Pour décrire de tels milieux, fortement hétérogènes, l’une des approches les plus couramment utilisées fait appel à la Théorie du Milieu Effectif. Si la littérature est abondante en ce qui concerne les milieux électriques et en particulier les mélanges conducteursdiélectriques, il existe peu de modèles adaptés à la description des propriétés magnétiques des composites, et bien souvent ces modèles ne sont qu’une extension, par analogie magnétostatique / électrostatique, de modèles purement électriques.

L’approche du type milieu effectif, qui a servi de base à un très grand nombre de modèles, nous a paru intéressante et a été conservée dans ce travail. Mais, un effort particulier a été fait pour que cette approche de milieu effectif soit basée sur des propriétés caractéristiques des milieux magnétiques. En effet, ceux-ci se distinguent de façon fondamentale des milieux diélectriques par le fait qu’un milieu magnétique isolé se subdivise de façon spontanée en domaine de Weiss et que sa distribution en domaine peut être profondément modifiée si on modifie son environnement (milieu effectif).

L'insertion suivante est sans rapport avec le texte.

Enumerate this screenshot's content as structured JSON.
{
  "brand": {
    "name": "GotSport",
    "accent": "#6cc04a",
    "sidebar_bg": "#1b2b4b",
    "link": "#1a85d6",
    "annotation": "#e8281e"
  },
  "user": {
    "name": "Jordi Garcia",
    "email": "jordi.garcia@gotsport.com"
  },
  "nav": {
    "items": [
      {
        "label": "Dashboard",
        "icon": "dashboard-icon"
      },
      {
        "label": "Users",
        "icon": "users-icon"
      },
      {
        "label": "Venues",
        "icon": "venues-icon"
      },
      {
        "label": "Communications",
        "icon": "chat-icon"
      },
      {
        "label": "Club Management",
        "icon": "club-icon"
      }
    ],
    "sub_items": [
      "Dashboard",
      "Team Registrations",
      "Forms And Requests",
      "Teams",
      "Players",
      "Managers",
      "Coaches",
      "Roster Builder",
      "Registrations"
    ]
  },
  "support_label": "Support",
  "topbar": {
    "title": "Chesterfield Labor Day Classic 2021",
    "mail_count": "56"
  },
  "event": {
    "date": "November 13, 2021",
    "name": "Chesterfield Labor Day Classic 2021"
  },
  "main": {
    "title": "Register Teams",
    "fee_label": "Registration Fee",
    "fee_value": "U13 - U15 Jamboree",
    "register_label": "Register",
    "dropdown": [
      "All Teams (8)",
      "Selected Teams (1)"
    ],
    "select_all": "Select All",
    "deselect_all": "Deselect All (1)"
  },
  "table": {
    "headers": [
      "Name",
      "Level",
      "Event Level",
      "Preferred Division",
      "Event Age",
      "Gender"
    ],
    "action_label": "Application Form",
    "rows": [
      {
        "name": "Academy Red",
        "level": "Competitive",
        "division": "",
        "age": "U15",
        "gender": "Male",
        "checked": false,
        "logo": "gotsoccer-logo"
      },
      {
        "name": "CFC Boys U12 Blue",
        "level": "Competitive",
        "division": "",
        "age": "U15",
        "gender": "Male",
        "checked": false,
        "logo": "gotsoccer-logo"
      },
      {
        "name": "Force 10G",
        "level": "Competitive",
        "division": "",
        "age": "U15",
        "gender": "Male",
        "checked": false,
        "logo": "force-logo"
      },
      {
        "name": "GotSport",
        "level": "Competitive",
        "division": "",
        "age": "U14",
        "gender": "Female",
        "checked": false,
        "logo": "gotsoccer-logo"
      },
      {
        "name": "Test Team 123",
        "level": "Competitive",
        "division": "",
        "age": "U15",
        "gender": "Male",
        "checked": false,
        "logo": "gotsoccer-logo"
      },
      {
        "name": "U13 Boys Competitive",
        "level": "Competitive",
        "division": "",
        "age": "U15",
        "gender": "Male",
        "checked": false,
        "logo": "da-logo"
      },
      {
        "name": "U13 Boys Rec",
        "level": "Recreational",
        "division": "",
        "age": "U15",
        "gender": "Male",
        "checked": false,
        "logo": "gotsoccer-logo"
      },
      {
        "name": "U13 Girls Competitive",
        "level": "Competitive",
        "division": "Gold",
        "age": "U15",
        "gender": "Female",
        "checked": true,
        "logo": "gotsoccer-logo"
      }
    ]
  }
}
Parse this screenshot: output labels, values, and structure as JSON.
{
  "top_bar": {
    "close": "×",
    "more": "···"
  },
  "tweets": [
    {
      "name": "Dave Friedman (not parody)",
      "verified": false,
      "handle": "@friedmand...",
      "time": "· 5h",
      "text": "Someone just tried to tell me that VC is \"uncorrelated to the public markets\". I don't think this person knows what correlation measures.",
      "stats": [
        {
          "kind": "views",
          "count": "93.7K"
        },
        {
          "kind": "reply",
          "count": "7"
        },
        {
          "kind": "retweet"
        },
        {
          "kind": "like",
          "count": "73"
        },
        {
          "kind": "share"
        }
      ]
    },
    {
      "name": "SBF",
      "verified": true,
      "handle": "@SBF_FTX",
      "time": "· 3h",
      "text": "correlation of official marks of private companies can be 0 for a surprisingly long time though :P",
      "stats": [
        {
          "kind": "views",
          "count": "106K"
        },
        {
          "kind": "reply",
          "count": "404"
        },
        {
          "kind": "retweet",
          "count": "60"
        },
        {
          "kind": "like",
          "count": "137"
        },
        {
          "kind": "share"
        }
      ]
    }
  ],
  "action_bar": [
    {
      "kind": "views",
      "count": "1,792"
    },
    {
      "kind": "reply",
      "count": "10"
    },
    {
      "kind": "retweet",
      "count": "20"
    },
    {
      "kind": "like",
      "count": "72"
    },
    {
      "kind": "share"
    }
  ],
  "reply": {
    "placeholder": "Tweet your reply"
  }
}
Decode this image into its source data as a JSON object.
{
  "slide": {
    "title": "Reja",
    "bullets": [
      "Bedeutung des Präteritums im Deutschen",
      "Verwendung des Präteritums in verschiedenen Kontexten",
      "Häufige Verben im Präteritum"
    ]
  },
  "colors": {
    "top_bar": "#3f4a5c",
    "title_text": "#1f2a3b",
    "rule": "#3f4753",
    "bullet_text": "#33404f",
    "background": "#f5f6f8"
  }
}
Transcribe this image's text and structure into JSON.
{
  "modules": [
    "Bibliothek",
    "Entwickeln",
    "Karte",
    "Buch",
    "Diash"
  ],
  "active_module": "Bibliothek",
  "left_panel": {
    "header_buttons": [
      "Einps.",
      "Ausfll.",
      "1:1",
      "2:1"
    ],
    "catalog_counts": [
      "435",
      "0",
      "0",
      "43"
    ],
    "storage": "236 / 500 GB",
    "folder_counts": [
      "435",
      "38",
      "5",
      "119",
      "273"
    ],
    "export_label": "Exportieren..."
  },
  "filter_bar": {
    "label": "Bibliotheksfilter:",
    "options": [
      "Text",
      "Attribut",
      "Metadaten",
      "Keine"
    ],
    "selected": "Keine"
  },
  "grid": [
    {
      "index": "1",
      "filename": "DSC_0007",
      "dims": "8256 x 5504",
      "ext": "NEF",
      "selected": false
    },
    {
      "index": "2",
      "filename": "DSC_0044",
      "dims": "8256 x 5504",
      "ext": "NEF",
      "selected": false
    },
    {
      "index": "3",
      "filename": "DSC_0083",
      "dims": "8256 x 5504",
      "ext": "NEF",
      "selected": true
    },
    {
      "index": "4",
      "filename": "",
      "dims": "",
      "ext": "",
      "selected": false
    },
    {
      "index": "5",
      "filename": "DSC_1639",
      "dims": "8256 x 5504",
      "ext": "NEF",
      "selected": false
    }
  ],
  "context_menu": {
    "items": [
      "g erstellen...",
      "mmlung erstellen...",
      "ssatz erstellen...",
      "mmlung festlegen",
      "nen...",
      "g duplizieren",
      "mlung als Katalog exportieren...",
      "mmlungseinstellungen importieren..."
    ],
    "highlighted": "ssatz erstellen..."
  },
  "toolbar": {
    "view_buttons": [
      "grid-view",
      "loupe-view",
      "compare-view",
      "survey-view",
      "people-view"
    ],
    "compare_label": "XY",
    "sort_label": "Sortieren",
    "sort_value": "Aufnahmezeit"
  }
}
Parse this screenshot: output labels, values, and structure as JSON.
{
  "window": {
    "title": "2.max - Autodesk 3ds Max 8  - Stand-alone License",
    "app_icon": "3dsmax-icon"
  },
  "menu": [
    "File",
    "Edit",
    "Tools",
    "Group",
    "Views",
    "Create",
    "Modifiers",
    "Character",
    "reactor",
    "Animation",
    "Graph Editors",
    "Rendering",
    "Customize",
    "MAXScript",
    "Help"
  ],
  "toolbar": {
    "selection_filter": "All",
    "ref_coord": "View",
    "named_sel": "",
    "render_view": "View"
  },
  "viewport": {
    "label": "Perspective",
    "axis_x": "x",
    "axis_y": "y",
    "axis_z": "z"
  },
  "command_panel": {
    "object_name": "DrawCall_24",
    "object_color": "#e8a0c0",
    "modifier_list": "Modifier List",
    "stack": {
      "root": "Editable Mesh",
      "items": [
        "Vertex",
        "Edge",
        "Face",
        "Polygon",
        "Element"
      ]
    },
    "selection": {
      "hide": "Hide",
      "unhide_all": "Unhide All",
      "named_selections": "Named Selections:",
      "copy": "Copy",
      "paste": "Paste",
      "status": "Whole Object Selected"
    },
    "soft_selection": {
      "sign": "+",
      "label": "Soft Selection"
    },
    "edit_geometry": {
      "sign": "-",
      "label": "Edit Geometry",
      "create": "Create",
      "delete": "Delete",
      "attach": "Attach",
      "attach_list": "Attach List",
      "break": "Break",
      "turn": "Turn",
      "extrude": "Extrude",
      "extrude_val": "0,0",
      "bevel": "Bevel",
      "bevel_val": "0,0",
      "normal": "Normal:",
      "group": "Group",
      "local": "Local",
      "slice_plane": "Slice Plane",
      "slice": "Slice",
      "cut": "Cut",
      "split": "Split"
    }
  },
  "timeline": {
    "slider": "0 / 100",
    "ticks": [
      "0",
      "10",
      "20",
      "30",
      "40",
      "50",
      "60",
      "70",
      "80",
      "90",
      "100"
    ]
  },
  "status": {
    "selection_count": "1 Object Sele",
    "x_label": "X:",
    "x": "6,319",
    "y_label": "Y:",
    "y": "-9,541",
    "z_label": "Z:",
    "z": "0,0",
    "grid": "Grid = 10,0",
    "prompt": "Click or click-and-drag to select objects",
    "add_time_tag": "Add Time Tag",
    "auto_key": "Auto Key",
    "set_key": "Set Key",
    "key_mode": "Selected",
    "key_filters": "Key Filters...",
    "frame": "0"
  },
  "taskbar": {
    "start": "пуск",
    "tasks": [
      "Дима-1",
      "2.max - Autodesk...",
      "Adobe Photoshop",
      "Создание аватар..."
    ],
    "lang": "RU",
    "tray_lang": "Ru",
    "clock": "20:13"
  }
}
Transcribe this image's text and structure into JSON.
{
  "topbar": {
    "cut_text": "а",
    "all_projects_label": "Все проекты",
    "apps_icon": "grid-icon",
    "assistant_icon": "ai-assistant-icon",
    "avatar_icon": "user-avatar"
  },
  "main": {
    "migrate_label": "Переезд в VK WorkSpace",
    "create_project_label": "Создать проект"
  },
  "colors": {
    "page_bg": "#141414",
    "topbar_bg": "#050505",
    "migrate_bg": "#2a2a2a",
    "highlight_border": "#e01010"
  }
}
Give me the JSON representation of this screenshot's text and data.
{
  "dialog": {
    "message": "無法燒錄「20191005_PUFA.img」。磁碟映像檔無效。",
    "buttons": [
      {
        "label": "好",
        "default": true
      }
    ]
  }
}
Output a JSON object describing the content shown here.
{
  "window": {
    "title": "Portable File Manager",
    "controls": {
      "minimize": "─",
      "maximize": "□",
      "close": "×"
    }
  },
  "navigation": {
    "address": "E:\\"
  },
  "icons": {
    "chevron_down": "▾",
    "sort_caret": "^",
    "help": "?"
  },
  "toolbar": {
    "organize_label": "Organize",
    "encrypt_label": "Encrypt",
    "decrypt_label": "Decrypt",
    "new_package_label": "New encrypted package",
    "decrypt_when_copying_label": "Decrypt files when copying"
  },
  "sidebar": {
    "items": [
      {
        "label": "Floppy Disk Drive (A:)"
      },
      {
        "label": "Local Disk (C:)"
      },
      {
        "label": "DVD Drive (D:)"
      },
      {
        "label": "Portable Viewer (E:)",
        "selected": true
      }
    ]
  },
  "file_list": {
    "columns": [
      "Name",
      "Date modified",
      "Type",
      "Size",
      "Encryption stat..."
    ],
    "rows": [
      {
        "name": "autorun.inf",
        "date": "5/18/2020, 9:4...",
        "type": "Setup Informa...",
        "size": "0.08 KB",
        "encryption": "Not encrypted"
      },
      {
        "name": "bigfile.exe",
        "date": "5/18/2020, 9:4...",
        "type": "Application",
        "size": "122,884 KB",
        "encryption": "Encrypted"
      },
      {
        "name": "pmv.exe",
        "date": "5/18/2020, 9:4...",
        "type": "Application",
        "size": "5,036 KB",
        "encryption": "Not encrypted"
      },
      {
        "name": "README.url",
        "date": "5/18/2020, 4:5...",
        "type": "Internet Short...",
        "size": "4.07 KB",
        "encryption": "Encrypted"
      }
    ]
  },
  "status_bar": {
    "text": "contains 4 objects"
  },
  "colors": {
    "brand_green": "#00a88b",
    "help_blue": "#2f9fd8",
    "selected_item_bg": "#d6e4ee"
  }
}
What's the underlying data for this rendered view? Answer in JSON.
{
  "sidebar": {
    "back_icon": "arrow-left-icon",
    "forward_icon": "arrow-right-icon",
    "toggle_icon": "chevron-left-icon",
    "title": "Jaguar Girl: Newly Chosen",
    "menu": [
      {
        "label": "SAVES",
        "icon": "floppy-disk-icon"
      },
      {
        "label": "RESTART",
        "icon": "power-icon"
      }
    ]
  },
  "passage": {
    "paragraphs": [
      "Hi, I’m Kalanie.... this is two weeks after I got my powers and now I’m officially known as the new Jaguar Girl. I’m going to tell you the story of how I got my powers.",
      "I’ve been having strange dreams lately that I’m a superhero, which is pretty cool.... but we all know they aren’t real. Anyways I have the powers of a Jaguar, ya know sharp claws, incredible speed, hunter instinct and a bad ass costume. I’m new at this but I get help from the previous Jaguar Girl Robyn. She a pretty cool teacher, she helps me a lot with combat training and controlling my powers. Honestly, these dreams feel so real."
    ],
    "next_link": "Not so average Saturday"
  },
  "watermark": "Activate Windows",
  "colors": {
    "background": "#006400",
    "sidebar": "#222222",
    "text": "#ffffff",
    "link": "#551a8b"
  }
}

La subdivision de la matière magnétique

Tout échantillon magnétique tend à se diviser en domaines, appelés domaines de Weiss, afin de minimiser son énergie magnétostatique totale. A l’intérieur de chaque domaine, les moments magnétiques sont alignés entre eux suivant une direction de facile aimantation. En effet, l’énergie magnétostatique d’une particule uniformément aimantée devient à partir d’une certaine taille beaucoup plus élevée que celle d’une configuration en domaines. Les parois de Bloch sont les zones de transition de faibles épaisseurs (30 nm dans le fer [3]) entre deux domaines. Dans une paroi, les moments magnétiques changent progressivement d’orientation pour passer de la direction d’un domaine à celle du voisin. La formation d’une paroi nécessitant une certaine énergie, la subdivision en domaines se poursuivra jusqu’à ce que la réduction de l’énergie magnétostatique compense l’énergie dépensée pour créer de nouvelles parois. C’est pourquoi il existe une taille critique en dessous de laquelle la particule est monodomaine c’est à dire sans paroi.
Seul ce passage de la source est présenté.